太い先端の部分が入り切ると、内壁を擦りながら奥へと入り込んでくる。思いのほか、深く挿入され、八木橋は「ひぅ」と息を呑んだ。
「あ――、あ……、はい、た……?」
「うん。全部、入ったよ。充さん」
ドクドクと、つながった部分が脈打つ。それだけで、酷く満たされるような気持ちになった。
「あ……、アオイく……、キス……」
キスして。なんて、強請ってしまったのは、アオイが愛おしく思えたからで。
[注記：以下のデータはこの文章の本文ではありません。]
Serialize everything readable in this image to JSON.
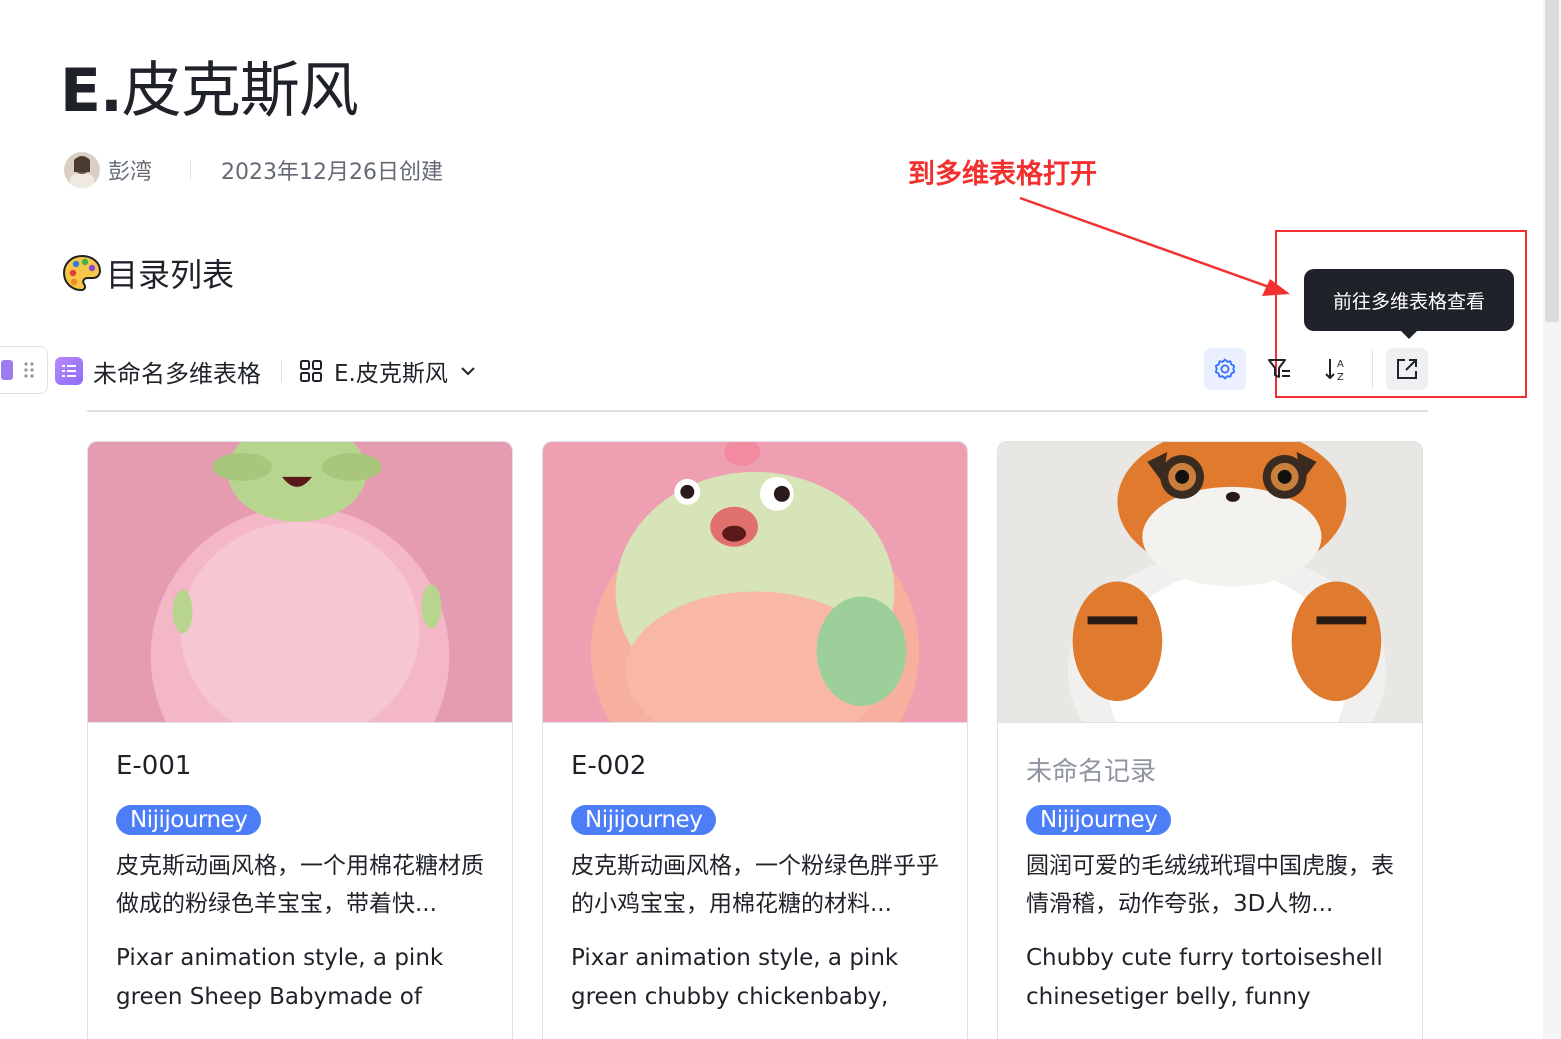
{
  "doc": {
    "title_prefix": "E.",
    "title_rest": "皮克斯风",
    "author": "彭湾",
    "created": "2023年12月26日创建"
  },
  "annotation": {
    "text": "到多维表格打开",
    "color": "#f23030"
  },
  "section": {
    "heading": "目录列表"
  },
  "bitable": {
    "name": "未命名多维表格",
    "view_name": "E.皮克斯风",
    "tooltip": "前往多维表格查看",
    "accent": "#4c7ef7"
  },
  "cards": [
    {
      "title": "E-001",
      "tag": "Nijijourney",
      "desc": "皮克斯动画风格，一个用棉花糖材质做成的粉绿色羊宝宝，带着快...",
      "en": "Pixar animation style, a pink green Sheep Babymade of cott..."
    },
    {
      "title": "E-002",
      "tag": "Nijijourney",
      "desc": "皮克斯动画风格，一个粉绿色胖乎乎的小鸡宝宝，用棉花糖的材料...",
      "en": "Pixar animation style, a pink green chubby chickenbaby, ma..."
    },
    {
      "title": "未命名记录",
      "tag": "Nijijourney",
      "desc": "圆润可爱的毛绒绒玳瑁中国虎腹，表情滑稽，动作夸张，3D人物...",
      "en": "Chubby cute furry tortoiseshell chinesetiger belly, funny facial..."
    }
  ]
}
アオイは笑って、唇にキスを落とす。
ちゅく、ちゅ、と舌を絡ませながら、アオイが腰をゆっくりと動かした。腹からずるりと引き抜かれる感覚に、ゾワ、と身体中に快感が走る。また深く抉られれば、重いような、苦しいような感覚が腹からせり上がる。
「う――、んぅ……っ」
「充さん……、大丈夫? ツラい?」
「あ、あ……、大丈、夫…。やめ、ない、で……」
アオイの背にしがみつき、抜き差しの感覚に耐える。じわり、額に汗が浮く。熱い。苦しい。でも、すごく、切ない。
何度も貫かれる度に、徐々にアオイの質量に慣れてきたのか、内部を擦る圧迫感が薄れてくる。むしろ、もっと、擦って欲しいとさえ思えてきて、八木橋はアオイにしがみつく。
「あ――、あ、あっ……ん……!」
「充さんっ……、充さん…」
切なげに名を呼ばれ、胸がぎゅうっと締め付けられた。自分がかなり歳上だと、気にしていた。アオイの未来を奪うようで、怖かった。
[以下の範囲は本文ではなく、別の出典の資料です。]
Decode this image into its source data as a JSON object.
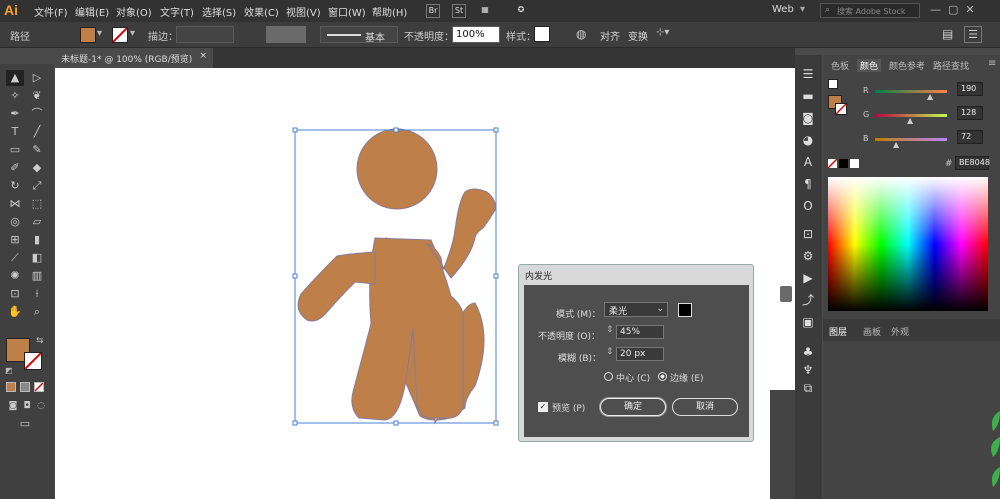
{
  "app": {
    "logo": "Ai",
    "workspace": "Web",
    "search_placeholder": "搜索 Adobe Stock"
  },
  "menu": [
    "文件(F)",
    "编辑(E)",
    "对象(O)",
    "文字(T)",
    "选择(S)",
    "效果(C)",
    "视图(V)",
    "窗口(W)",
    "帮助(H)"
  ],
  "bridge": {
    "br": "Br",
    "st": "St"
  },
  "control": {
    "selection": "路径",
    "stroke_label": "描边：",
    "stroke_style": "基本",
    "opacity_label": "不透明度：",
    "opacity_value": "100%",
    "style_label": "样式：",
    "align": "对齐",
    "transform": "变换"
  },
  "document": {
    "tab_title": "未标题-1* @ 100% (RGB/预览)",
    "close": "×"
  },
  "color_panel": {
    "tabs": [
      "色板",
      "颜色",
      "颜色参考",
      "路径查找"
    ],
    "active_tab": "颜色",
    "R": "190",
    "G": "128",
    "B": "72",
    "hex": "BE8048",
    "fill_color": "#be8048"
  },
  "layers_panel": {
    "tabs": [
      "图层",
      "画板",
      "外观"
    ]
  },
  "dialog": {
    "title": "内发光",
    "mode_label": "模式 (M)：",
    "mode_value": "柔光",
    "opacity_label": "不透明度 (O)：",
    "opacity_value": "45%",
    "blur_label": "模糊 (B)：",
    "blur_value": "20 px",
    "center_label": "中心 (C)",
    "edge_label": "边缘 (E)",
    "preview_label": "预览 (P)",
    "ok": "确定",
    "cancel": "取消",
    "selected_source": "edge",
    "preview_checked": true
  },
  "artwork": {
    "fill": "#be8048",
    "stroke": "#8a7a9a"
  }
}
けれど、アオイも八木橋も、ただ一人の人間として、惹かれ合った。
怖くないかといえば、嘘になる。今だって、怖い。人を好きになるのは、いつだって勇気がいることだ。
アオイの華奢な身体を抱き締め、目蓋を閉じる。
「アオイくん、好きだよ」
二人の吐息は闇に溶けていき、ただ熱量だけが、そこにあった。